Recent analysis of religious and spiritual belief
The American Cancer Society’s peer-reviewed journal Cancer, recently published results of a meta-analysis of a huge body of research which has examined the importance of religion and spiritualty for cancer patients and their experienced outcomes. A concise press release of the study provides a good snapshot of the data.
The study was an analysis of all available studies on the topic and contains more than 44,000 cancer patients associating religion and spirituality with their mental, social, and physical well-being. In other words, quality of life. Investigators focused on three separate analysis topics: physical health, mental health and social health.
The first analysis focused on the potential physical health benefits derived from a belief in religion or spirituality. The analysis revealed that patients who reported having a greater overall religiousness or spiritually had a greater ability to perform their usual daily tasks, when compared with non-religious or spiritual patients. They also experienced fewer physical symptoms of the cancer or its treatment.
The study’s lead author, Heather Jim, PhD, expanded on this, noting: “These relationships were particularly strong in patients who experienced greater emotional aspects of religion and spirituality, including a sense of meaning and purpose in life as well as a connection to a source larger than oneself.”
The second part of the analysis examined mental health of cancer patients as associated with their belief systems. Positive mental health was more strongly associated with cancer patients who held strong religious or spiritual beliefs than those who did not.
According to this section’s lead author, John Salsman, PhD, “Spiritual well-being was, unsurprisingly, associated with less anxiety, depression, or distress. Also, greater levels of spiritual distress and a sense of disconnectedness with God or a religious community was associated with greater psychological distress or poorer emotional well-being.”
The final analysis focused on social health among cancer patients or their ability to retain social roles and relationships during their illness. In this case, both religious and spiritual beliefs did show modest links with social health.
This sections’ lead author, Allen Sherman, PhD, explains, “When we took a closer look, we found that patients with stronger spiritual well-being, more benign images of God (such as perceptions of a benevolent rather than an angry or distant God), or stronger beliefs (such as convictions that a personal God can be called upon for assistance) reported better social health. In contrast, those who struggled with their faith fared more poorly.”

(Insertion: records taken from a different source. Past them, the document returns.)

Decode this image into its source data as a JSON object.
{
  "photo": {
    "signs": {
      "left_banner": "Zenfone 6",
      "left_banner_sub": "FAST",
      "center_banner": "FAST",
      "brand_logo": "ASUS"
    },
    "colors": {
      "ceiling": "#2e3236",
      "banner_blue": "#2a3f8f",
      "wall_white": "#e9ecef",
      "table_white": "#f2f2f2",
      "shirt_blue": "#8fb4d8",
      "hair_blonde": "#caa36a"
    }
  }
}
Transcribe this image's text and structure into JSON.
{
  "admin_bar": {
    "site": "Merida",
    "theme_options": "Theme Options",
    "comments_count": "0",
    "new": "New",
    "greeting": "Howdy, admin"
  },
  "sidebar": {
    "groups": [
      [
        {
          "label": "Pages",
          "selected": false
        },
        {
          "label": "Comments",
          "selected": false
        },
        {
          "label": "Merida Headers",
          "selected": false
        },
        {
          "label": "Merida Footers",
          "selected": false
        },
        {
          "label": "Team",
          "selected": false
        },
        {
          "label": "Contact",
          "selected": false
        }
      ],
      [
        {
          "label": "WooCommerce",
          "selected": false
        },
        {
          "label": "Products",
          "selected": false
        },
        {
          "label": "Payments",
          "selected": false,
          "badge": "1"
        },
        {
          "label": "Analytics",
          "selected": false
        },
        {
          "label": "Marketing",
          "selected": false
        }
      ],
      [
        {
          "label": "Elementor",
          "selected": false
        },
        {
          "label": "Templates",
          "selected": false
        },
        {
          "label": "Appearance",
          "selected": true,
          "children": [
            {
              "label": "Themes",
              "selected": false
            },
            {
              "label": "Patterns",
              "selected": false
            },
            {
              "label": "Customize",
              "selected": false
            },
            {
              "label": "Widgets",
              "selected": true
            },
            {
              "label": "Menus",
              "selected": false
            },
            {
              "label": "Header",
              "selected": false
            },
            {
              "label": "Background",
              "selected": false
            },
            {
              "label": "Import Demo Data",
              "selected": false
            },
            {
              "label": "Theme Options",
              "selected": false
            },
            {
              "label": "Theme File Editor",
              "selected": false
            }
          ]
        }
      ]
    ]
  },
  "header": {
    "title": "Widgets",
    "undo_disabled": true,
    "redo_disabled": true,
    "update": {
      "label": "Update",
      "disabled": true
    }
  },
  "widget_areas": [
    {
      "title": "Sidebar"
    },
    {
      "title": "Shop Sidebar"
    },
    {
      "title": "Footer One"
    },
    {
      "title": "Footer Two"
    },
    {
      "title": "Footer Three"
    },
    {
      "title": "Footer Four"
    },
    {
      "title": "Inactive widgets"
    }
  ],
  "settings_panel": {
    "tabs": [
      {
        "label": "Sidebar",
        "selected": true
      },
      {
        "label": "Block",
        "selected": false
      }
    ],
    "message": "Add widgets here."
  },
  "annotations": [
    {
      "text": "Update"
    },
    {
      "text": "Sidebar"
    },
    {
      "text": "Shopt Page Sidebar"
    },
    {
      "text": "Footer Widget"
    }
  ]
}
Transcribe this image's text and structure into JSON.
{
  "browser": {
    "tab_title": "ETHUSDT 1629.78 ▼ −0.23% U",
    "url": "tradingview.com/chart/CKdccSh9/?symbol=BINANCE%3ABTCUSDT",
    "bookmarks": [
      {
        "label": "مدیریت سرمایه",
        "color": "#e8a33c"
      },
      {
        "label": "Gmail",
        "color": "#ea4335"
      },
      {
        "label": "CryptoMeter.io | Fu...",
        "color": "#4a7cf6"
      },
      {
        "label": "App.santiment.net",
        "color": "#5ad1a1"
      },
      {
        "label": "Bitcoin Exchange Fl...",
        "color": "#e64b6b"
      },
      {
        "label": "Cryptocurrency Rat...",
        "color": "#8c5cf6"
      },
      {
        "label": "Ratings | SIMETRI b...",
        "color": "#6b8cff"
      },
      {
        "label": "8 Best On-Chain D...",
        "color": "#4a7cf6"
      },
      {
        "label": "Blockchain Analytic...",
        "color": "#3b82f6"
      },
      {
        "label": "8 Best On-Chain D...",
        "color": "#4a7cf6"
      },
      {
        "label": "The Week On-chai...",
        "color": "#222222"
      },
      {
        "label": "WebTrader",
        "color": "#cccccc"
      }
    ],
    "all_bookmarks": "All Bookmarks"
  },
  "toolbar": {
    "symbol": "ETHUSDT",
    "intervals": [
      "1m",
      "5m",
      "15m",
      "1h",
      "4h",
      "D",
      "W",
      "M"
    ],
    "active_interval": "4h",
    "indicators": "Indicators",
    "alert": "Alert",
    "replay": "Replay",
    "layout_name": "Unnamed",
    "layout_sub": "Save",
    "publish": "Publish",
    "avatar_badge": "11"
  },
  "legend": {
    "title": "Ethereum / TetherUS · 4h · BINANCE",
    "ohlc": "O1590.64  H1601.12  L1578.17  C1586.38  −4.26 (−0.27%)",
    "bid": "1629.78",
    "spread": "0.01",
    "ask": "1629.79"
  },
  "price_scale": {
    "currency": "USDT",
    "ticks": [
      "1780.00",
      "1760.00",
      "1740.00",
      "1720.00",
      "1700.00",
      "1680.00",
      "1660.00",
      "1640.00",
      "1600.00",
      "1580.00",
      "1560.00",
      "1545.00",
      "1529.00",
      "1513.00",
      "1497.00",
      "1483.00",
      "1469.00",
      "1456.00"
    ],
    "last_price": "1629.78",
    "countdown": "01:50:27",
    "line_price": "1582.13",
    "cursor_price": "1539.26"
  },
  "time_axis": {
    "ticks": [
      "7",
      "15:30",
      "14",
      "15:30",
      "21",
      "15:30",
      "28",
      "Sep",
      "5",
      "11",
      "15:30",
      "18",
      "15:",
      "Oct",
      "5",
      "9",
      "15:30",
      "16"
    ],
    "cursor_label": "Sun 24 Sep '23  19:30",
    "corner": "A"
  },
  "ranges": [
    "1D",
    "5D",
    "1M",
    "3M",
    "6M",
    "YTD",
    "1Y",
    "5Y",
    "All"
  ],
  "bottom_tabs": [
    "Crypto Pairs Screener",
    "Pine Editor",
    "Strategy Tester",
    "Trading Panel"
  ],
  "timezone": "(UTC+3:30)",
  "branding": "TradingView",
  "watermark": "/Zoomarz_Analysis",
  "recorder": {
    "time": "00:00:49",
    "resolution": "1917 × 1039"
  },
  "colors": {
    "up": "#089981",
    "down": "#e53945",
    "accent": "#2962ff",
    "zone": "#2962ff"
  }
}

These are terrific findings, indeed. We now know through a massive analysis of data that belief in religion or having deep-seated spiritual beliefs can do much for improving the overall quality of life among cancer patients. We can infer, perhaps without too much of a stretch, that the same holds true for all disease patients. The power of the mind, of belief, is an essential component of health and wellbeing.
What we can’t say from these findings, is whether or not people with religious or spiritual beliefs suffering cancer lived longer than their counterparts who do not believe. But for me, having a better quality of life while I am alive is always more promising than a reduced quality life and suffering a longer life with it. Well, at least in theory.
Interestingly, the research on “longevity” shows that people who have spiritual practices, eat clean, practice meditation or relaxation techniques, take supplements, exercise and so on actually do not live longer than those who don’t. However, their quality of life is much improved and their joy in life is greater. And so it seems, if we can’t extend our lives in a measurable way, living its best quality is perhaps more than we can ask for.